Francine Sénécal, vice-présidente du Comité exécutif de la Ville de Montréal et responsable de la culture, se montre réceptive aux arguments du milieu culturel et à cette nouvelle approche du développement. "On est en train de constater l’importance de la culture pour le développement des villes. Le fait que les villes soutiennent le milieu culturel n’est pas nouveau. Ce qui l’est, c’est que plusieurs grandes villes commencent à penser la culture comme moteur de développement. Par exemple, on se rend compte que le réseau des bibliothèques publiques contribue à la socialisation des nouveaux arrivants, à la formation des jeunes et à leur intégration."

UNE POLITIQUE CULTURELLE

La Ville de Montréal doit déposer cet automne un premier document de consultation publique en vue de l’élaboration d’une politique culturelle qui devrait voir le jour d’ici un an et dont l’esprit sera de placer la culture au cœur du développement. Parmi les projets qu’on envisage, la consolidation de la vocation culturelle du Quartier des spectacles au centre-ville, qui compte 25 000 sièges dans 28 salles, figure en tête de liste. Il serait nécessaire d’injecter plus d’une centaine de millions de dollars au cours des années à venir pour concrétiser la réalisation du Musée juif, revitaliser la rue Sainte-Catherine, mettre en valeur la rue Saint-Laurent et loger adéquatement l’OSM, auquel la ville a concédé un terrain dans l’Îlot Balmoral, poursuit Mme Sénécal. "Il est prioritaire que l’OSM soit installé correctement. La solution passe-t-elle par l’aménagement d’une autre salle ou la construction d’une nouvelle? C’est à débattre." En fin de compte, c’est le gouvernement du Québec, responsable du dossier et de l’injection des ressources financières, qui décidera du sort de l’OSM.
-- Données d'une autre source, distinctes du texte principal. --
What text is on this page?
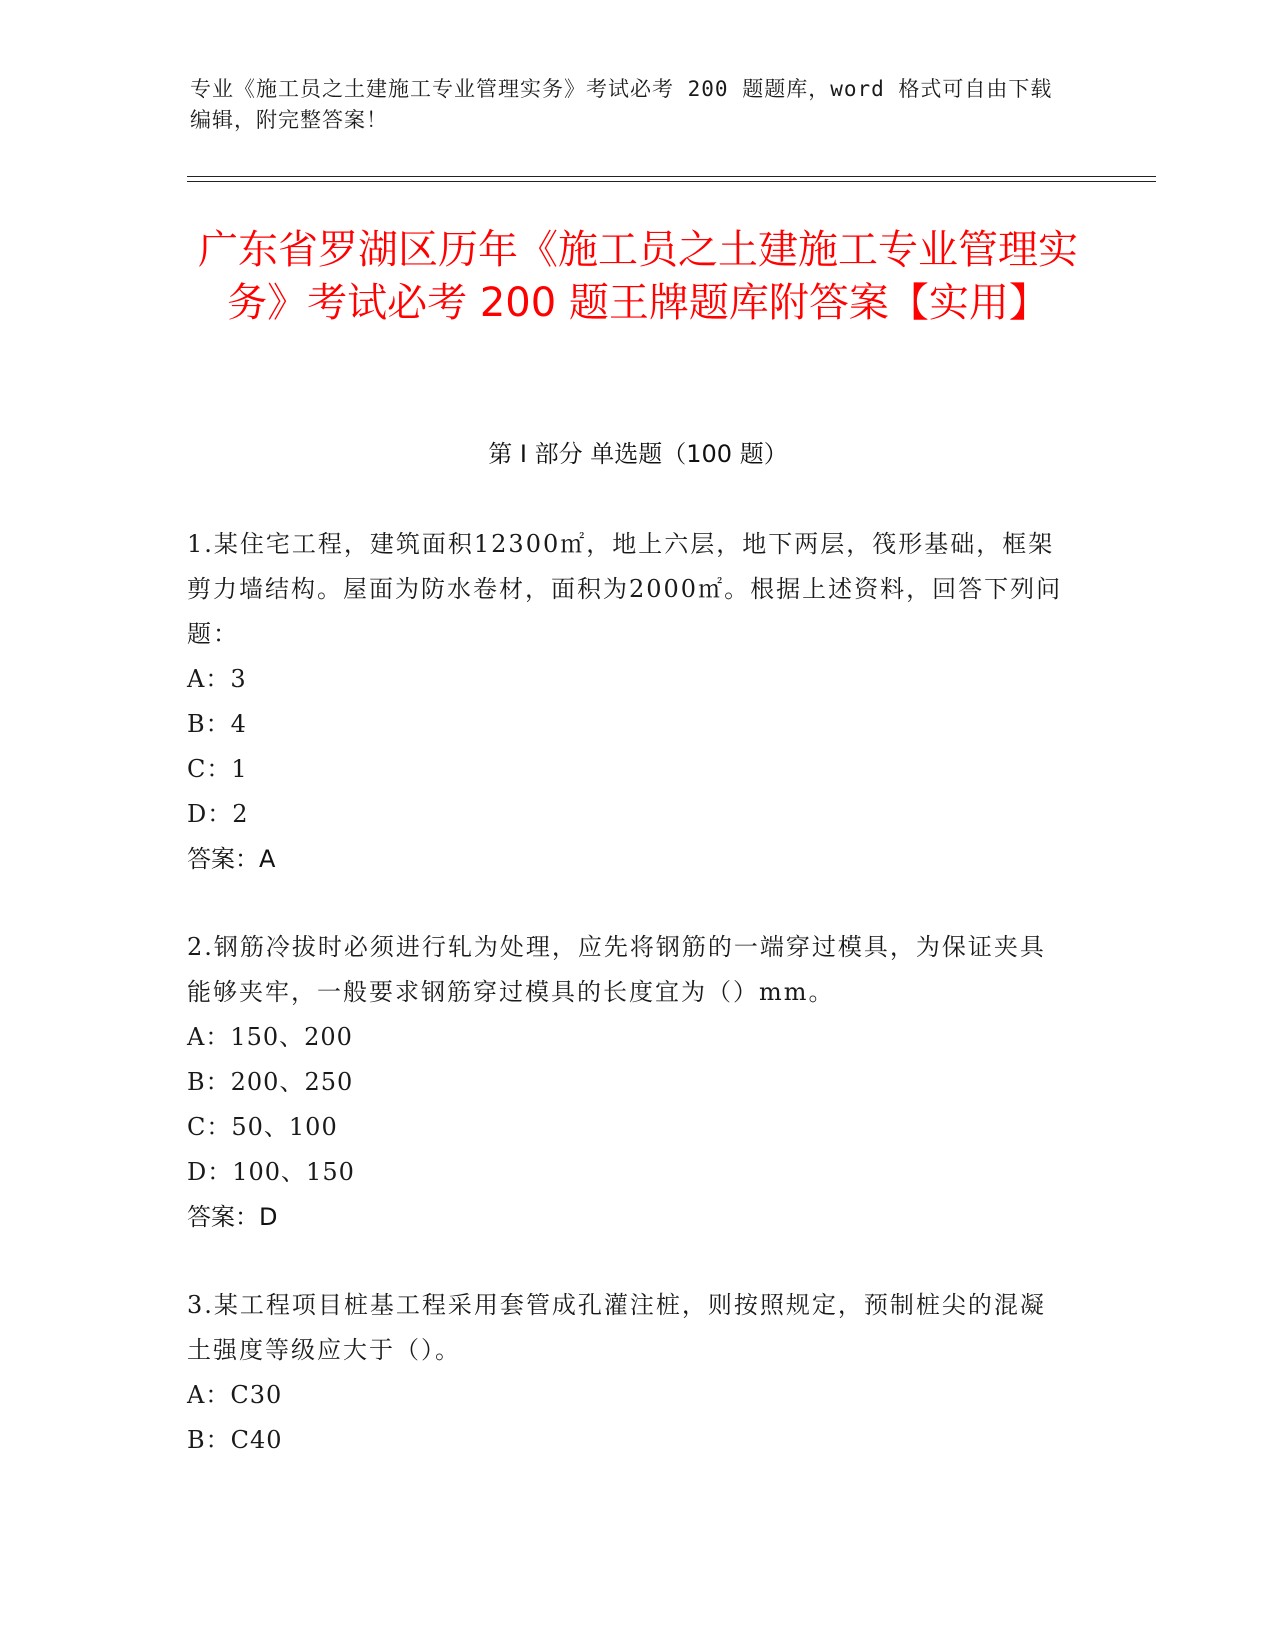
专业《施工员之土建施工专业管理实务》考试必考 200 题题库，word 格式可自由下载编辑，附完整答案！
广东省罗湖区历年《施工员之土建施工专业管理实务》考试必考 200 题王牌题库附答案【实用】
第 I 部分 单选题（100 题）
1.某住宅工程，建筑面积12300㎡，地上六层，地下两层，筏形基础，框架剪力墙结构。屋面为防水卷材，面积为2000㎡。根据上述资料，回答下列问题：
A：3
B：4
C：1
D：2
答案：A
2.钢筋冷拔时必须进行轧为处理，应先将钢筋的一端穿过模具，为保证夹具能够夹牢，一般要求钢筋穿过模具的长度宜为（）mm。
A：150、200
B：200、250
C：50、100
D：100、150
答案：D
3.某工程项目桩基工程采用套管成孔灌注桩，则按照规定，预制桩尖的混凝土强度等级应大于（）。
A：C30
B：C40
Visant le maintien du statut de métropole culturelle de Montréal, M. Brault mise beaucoup sur la politique culturelle à venir, qui fera l’objet de discussions lors du colloque. "Le Quartier des spectacles est mal développé. Il y a beaucoup de salles, mais il y a plein de trous pour les stationnements et les édifices tombent en ruine. Ce quartier doit être repensé dans son développement. À Barcelone, la politique de la Ville dit qu’aucune décision ayant un impact majeur ne doit être prise sans que les considérations de la politique culturelle soient examinées. Lille était une ville en décrépitude et pleine de trous avant que l’on donne les moyens aux artistes d’en changer le visage."

L’EXEMPLE EUROPÉEN

Parmi les spécialistes européens qui viendront faire part de leur expérience, Jean Hurstel, président fondateur du réseau Banlieues d’Europe: l’art dans la lutte contre l’exclusion, mène depuis 30 ans un combat pour donner un nouveau visage aux quartiers pauvres en décrépitude. "Nous considérons que le maillon le plus faible détermine la force d’une chaîne."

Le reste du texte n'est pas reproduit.